Medicines — for our purposes meaning a manufactured substance, packaged for sale and expected to ameliorate some form of ailment — became a big, global and profitable industry in the 18th century. It was an era of imperial competition, overseas warfare and large-scale agriculture, and one of mass migrations of people, forced and free. These conditions raised particular challenges in keeping people alive and created a market for new products that promised to do so.

In such an era of global movement, mass-produced medicines (often from Europe) found ready distribution across the seas to eager customers seeking simple treatments that could be given with little consideration of the individual. Imagine being a navy surgeon, charged with diagnosing and treating sick sailors in a cramped, damp hold. Faced with easily communicable diseases, such as malaria and yellow fever, that could move quickly through a susceptible and proximal population, such medical practitioners preferred the simplicity (and lower cost) of prepackaged medicines designed to treat a certain ailment or disease over the more time-consuming process of understanding the body of each patient.

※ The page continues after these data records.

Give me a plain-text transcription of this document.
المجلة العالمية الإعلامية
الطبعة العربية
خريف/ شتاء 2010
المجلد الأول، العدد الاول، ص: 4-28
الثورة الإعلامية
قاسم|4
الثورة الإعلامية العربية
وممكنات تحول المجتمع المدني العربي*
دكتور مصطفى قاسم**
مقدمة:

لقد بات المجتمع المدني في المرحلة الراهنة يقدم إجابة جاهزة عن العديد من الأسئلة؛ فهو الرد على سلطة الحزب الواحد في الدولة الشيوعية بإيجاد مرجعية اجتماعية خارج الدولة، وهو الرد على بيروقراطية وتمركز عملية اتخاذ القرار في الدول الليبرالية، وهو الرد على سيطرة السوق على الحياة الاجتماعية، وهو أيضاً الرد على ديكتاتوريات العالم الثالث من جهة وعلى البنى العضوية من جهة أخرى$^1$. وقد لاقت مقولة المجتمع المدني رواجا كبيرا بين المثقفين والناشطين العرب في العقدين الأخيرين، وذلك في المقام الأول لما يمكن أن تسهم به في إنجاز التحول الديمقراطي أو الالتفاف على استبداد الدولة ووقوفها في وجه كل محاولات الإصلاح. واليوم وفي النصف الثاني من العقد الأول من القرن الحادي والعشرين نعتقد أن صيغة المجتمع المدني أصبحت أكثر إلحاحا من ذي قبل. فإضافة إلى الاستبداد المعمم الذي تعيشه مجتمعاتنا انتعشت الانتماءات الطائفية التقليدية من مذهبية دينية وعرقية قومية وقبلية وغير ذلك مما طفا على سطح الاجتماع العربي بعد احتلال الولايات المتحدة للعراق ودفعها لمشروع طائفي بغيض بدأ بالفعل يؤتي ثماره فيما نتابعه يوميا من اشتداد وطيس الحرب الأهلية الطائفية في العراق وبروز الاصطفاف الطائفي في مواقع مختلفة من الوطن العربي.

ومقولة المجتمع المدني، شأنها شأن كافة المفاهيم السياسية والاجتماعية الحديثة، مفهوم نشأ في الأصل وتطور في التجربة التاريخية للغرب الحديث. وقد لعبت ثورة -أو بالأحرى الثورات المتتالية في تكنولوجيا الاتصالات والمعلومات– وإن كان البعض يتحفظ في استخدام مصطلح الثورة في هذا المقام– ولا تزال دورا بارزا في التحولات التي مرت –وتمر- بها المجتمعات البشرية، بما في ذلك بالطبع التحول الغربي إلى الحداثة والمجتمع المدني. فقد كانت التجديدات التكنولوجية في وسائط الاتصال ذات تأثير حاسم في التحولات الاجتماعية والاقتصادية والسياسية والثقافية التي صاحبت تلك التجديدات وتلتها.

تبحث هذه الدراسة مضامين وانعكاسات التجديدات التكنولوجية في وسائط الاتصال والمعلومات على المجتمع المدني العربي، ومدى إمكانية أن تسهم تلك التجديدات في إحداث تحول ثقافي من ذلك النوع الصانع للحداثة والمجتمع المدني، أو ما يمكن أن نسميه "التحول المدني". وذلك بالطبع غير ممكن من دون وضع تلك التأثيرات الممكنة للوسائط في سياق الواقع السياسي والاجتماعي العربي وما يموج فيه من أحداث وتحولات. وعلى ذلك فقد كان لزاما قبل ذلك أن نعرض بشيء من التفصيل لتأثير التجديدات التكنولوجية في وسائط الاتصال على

While such a take-this-for-that approach may seem familiar today when pharmacies sell over-the-counter remedies for coughs, fevers, warts and other complaints, in the early modern period, such an idea was new and quite radical. It suggested that an emperor, merchant, sailor and captive could all ingest and theoretically be healed by the same medicine. It stimulated long-distance trade in medicinal substances and offered new options to desperate people.

Bulk medicines thus seemed both promising and necessary.

They especially appealed to the armed forces, trading companies and plantations that depended so heavily on coerced labor of one form or another. These were industries whose logics depended on seeing bodies as interchangeable, and, as a result, transformed mobile populations of sailors, settlers and slaves into generic patients — who could be treated with similar prescription regimes, instead of as individual bodies requiring unique regimens.

Industrialization and capitalization of a medicine manufacturing sector soon followed in the Anglo-American world. For example, the Plough Court pharmacy, a progenitor of GlaxoSmithKline, supplied customers around the Atlantic with medicines produced in its London laboratory. Orders contained a variety of chemical and natural substances that had been processed (distilled, powdered or rolled into pills, for example), packaged, labeled and then shipped to bulk customers overseas.

But there was a dark side of mass treatment: This type of medical practice helped to justify a race-based and violent form of enslavement. In the minds of white, male plantation doctors — men tasked with protecting the investments of owners — different health outcomes for white and black patients fed new ideas about inherent racial difference. Rather than seeing these outcomes as a product of exploitative working conditions, malnutrition or unsanitary housing, doctors believed that conditions such as dysentery or yaws were a product of physiological differences between the races. Such conclusions then informed entire genres of medical literature that pervaded 18th- and 19th-century practice.

For example, one Caribbean sugar estate owner and medical practitioner by the name of Collins published in 1803 what amounted to a theory of physiological difference based on disease susceptibility and treatment effectiveness marked by skin color. Dysentery, in his estimation, affected black people more severely than white people, which suggested different varieties of humans. So strong was this evidence to him that it outweighed Collins’s observation that no differences in internal organs could be found in people of Afro-Caribbean vs. European descent. Nevertheless, Collins’s text and others like it propagated such racial ideologies that informed medical practice for decades, if not longer.

And so, at the very moment doctors gained more consistent access to manufactured medicines and began prescribing them with greater authority, ideas about human difference and disease also gained legitimacy. This was particularly true in the institutions underwriting those medical developments. As government and private purchasers invested in the promise of cures for rampant colonial fevers and fluxes, the expectations for this kind of predictable health care exceeded the realities of local conditions.

When those expectations went unmet — whether due to different lived experiences, misdiagnosis or biased perceptions — ideas of uniformity could quickly shift to ones of difference, ultimately perpetuating inequality and racism. Collins noted, for instance, that plantation medicine required a departure from the rules determined by European doctors based on his experience in the Caribbean, where overdosing, confinement and more forceful, dangerous and painful treatments for enslaved workers eroded any sense of sameness in practice.

In short, medicine is not just about health. It is about power and profit. Trump’s medical statements demand an economic and political analysis, along with an assessment of their medical value (or lack thereof).

Making and selling medicines has long been entangled with empire, extraction and exclusion. Capitalism — and the inequalities and structural racism embedded within it — lies at the core of modern medicine. As those deemed essential workers receive cheers and praise amid rising mortality and calls to reopen the economy, we would do well to examine the long-term medical, economic and cultural patterns shaping expectations about who works, who receives care and who profits.